The employer mandate would have required workers to be vaccinated against the coronavirus or to wear masks and be tested weekly, though employers were not required to pay for the testing. There were exceptions for workers with religious objections and those who do not come into close contact with other people at their jobs, like those who work from home or exclusively outdoors.
Ouch.
Before you cheer too hard, the Supreme Court is allowing a more narrowly tailored healthcare mandate to stay in place that would affect 20 million workers:
[T]he court allowed a more modest mandate requiring health care workers at facilities receiving federal money to be vaccinated.
The vote in the employer mandate case was 6 to 3, with liberal justices in dissent. The vote in the health care case was 5 to 4, with Chief Justice John G. Roberts Jr. and Justice Brett M. Kavanaugh joining the liberal justices to form a majority.
Medicare or Medicaid are included in "federal money," so this affects a huge percentage of those in healthcare.

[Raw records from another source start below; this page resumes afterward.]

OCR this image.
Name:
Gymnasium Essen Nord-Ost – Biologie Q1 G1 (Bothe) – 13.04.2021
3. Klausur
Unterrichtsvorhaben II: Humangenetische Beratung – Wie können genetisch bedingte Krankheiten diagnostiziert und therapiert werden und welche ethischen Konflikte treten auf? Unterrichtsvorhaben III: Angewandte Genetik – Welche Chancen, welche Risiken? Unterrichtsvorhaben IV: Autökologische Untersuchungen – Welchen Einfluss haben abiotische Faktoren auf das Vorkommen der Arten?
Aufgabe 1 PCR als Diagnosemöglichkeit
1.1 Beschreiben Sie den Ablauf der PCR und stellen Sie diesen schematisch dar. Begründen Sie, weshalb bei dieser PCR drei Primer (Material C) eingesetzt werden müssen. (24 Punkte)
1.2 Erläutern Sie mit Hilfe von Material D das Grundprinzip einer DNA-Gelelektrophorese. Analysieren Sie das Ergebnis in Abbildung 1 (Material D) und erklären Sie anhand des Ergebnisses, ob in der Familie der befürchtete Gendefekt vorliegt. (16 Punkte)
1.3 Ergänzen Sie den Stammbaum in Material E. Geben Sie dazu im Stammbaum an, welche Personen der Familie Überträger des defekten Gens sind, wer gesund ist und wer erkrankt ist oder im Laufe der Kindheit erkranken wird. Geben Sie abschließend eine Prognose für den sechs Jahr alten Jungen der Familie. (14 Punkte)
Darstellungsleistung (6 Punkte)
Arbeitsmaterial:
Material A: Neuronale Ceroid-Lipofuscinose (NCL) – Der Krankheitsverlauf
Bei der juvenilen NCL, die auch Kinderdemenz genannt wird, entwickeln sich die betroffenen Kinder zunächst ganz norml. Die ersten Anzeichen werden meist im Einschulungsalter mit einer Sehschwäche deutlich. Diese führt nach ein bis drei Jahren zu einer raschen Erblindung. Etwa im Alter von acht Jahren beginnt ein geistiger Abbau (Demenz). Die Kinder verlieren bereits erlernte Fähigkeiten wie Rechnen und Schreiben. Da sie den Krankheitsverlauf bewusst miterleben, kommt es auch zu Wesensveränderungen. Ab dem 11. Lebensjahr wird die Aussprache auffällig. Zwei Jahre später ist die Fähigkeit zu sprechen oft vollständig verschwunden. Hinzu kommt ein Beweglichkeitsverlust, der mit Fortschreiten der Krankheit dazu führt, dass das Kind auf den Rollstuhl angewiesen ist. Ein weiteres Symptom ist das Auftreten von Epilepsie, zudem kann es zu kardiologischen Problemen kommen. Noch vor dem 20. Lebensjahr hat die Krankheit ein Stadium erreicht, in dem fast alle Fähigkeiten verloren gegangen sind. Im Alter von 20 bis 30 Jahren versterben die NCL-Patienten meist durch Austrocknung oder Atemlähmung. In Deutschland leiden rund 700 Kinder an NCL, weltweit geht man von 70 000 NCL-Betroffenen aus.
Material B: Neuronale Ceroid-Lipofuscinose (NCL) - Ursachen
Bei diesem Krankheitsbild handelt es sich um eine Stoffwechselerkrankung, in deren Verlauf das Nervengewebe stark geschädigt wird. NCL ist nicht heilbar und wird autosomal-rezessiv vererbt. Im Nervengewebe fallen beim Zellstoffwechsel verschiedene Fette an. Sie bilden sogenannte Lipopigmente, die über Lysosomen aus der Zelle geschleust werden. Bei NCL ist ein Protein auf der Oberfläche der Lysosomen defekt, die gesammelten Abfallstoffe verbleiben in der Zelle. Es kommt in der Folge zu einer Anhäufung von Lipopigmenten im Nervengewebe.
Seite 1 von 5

The reasoning for the block should have been the impending death of liberty and the Constitution, but the Court decided to go with the fact that OSHA doesn't have a right to mandate "broad public health measures" outside the workplace.
"Although COVID-19 is a risk that occurs in many workplaces, it is not an occupational hazard in most," the Court ruled. "COVID–19 can and does spread at home, in schools, during sporting events, and everywhere else that people gather. That kind of universal risk is no different from the day-to-day dangers that all face from crime, air pollution, or any number of communicable diseases."
The general business mandate was arguably far more far-reaching and consequential, so its defeat is much more of a relief for those concerned with medical freedom and constitutional liberty.
Not a great Thursday for the Biden administration, but a real good Thursday for the rest of us!